You never owe anyone an explanation for dumping them.
There is nothing written into relationship etiquette that states that you have to do this.
However, sometimes, giving him an explanation for dumping him helps both you and him move on from the relationship.
Oftentimes, if you were in a long-term relationship with him, he would be blindsided by the fact that you have dumped him.
If he was really emotionally involved in the relationship, it would be really hard for him to understand what happened and thereby move on.
As a result, if you weren’t to give him an explanation for dumping him, he may continue to hound and pester you about what happened.
He would want to understand what just happened.
He would be upset because he doesn’t understand.
His emotional happiness is tied in with you and he is finding it very difficult to sever that tie.
In a situation like this, the more you avoid trying to give him an explanation, the more he will bug you about it.
He will text or call you incessantly.
He will want to understand.
You may already be of the frame of mind of moving on from the relationship and yet you can’t because he just won’t stop trying to contact you and find out what happened.
Now you are really adding stress to your life.
You just want him to stop and leave you be but unfortunately, he just can’t.
This is obviously not a position that you want to find yourself in.
In scenarios where you have been with guy for a while, it may be best to give him an explanation of why you are dumping him.
Again, you don’t really owe him an explanation.
You don’t have shackles around your neck.
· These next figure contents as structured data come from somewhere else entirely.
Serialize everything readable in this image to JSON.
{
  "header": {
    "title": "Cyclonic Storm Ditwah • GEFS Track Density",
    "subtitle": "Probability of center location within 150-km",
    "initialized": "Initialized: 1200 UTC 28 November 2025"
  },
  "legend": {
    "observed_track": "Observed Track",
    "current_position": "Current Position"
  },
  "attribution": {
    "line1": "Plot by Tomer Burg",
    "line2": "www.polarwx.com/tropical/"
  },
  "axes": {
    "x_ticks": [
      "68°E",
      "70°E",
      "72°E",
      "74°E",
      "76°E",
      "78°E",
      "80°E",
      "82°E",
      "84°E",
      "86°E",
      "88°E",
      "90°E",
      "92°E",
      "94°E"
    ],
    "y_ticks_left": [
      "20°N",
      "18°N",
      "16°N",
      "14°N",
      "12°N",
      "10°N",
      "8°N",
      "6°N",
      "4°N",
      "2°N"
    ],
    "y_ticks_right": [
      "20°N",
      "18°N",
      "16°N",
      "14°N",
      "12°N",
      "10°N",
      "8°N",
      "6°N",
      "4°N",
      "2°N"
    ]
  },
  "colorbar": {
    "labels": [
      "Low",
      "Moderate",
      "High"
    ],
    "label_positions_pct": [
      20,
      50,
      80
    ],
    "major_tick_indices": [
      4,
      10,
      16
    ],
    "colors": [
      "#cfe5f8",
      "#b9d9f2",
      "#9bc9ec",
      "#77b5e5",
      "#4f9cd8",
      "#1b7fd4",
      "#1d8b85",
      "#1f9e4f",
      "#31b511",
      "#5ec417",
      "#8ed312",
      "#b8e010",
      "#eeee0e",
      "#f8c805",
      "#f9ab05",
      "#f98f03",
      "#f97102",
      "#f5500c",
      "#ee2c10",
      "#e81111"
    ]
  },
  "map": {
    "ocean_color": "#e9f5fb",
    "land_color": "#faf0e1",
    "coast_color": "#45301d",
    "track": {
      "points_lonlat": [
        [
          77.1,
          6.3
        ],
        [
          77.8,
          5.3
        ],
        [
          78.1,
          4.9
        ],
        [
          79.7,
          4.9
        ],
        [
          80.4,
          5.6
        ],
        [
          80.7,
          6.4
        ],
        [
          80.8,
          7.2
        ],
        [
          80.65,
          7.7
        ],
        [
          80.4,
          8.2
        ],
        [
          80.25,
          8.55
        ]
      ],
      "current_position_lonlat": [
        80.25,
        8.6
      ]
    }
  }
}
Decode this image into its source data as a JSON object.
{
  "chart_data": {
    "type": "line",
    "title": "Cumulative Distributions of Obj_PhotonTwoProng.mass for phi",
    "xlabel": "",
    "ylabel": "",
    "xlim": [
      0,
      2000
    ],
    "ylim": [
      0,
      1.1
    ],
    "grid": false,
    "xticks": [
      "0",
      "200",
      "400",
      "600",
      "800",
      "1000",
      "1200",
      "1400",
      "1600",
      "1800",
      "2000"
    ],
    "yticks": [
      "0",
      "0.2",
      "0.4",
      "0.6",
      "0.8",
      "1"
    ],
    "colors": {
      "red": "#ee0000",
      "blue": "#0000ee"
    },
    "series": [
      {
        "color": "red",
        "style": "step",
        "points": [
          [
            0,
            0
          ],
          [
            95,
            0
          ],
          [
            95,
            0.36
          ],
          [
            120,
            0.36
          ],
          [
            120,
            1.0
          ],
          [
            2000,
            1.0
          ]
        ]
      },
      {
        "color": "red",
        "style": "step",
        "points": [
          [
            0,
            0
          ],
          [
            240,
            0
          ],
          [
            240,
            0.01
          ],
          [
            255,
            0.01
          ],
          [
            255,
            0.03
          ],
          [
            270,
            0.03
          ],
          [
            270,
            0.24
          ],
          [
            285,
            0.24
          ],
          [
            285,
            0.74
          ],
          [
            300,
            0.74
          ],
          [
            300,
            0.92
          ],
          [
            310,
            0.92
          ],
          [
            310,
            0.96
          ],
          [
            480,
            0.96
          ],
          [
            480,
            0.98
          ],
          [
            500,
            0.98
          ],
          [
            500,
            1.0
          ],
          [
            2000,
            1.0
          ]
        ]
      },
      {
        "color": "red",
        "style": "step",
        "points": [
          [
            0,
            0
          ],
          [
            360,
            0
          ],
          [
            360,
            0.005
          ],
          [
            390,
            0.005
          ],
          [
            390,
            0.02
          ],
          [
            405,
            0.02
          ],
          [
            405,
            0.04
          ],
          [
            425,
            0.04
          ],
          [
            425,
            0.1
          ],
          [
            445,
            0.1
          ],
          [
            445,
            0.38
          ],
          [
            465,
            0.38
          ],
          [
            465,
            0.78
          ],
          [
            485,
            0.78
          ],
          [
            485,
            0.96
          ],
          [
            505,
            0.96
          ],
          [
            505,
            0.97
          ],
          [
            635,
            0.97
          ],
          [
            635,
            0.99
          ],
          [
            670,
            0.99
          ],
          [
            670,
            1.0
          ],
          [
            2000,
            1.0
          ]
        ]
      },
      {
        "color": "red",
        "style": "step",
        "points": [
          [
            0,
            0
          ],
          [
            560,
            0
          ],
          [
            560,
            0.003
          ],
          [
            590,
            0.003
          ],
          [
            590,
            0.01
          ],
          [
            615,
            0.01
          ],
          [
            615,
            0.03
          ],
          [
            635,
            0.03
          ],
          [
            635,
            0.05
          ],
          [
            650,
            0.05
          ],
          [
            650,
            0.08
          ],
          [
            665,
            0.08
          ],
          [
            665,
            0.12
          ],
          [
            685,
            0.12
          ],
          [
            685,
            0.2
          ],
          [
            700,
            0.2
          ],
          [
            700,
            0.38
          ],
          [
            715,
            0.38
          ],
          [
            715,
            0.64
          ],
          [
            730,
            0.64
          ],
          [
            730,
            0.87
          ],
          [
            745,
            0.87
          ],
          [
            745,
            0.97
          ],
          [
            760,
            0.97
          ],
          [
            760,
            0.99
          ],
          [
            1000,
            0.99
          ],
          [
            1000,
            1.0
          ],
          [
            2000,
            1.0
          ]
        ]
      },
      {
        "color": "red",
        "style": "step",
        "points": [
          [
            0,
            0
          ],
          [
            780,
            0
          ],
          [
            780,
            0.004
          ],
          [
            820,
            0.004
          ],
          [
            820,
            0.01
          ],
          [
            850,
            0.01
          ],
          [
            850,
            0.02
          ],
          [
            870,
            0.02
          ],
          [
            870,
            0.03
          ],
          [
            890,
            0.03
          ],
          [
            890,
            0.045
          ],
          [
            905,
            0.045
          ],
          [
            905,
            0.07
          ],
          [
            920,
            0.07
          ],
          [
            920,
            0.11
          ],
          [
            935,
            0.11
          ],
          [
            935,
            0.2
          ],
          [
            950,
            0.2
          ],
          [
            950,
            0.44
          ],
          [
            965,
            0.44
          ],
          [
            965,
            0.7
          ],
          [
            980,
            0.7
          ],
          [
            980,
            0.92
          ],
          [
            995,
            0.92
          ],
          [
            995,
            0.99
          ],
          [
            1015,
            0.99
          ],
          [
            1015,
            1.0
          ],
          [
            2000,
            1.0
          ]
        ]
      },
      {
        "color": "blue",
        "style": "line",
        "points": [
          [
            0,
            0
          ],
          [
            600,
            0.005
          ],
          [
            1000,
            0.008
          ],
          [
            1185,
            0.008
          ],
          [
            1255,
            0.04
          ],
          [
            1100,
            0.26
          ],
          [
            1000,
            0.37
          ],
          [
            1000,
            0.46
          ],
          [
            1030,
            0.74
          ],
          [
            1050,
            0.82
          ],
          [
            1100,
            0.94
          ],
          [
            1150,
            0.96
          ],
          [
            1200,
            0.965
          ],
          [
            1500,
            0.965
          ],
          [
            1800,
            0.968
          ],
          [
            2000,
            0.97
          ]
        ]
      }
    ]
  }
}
You can leave a relationship at your own free will.
However, in order to avoid getting into a situation like I have just described, you may have to give him some explanation.
Now, you don’t have to get into details about it.
The danger of trying to explain why you are dumping him is in the possibility that he may keep questioning your reasoning behind what you are telling him.
He may counter some of what you are saying.
He may deny some of what you are saying.
He may start crying in an attempt to get your sympathy.
These are all things that can easily happen when you allow yourself to get sucked into a drawn-out explanation of why you are dumping him.
You don’t need to get into detail and you may be better off if you didn’t.
Just know the points that you are going to touch on before you talk to him.
Tell him not to interrupt you while you explain.
If he keeps doing so, tell him that you will stop trying to explain if he persists.
Once you have gotten out what you have to say in a clear and succinct way, you need to end the conversation.
Avoid getting engaged in a follow up conversation with him because that will only lead to further arguments.
After the conversation, he will have to digest what you just told him.
Typically, he will move on, albeit with bitterness.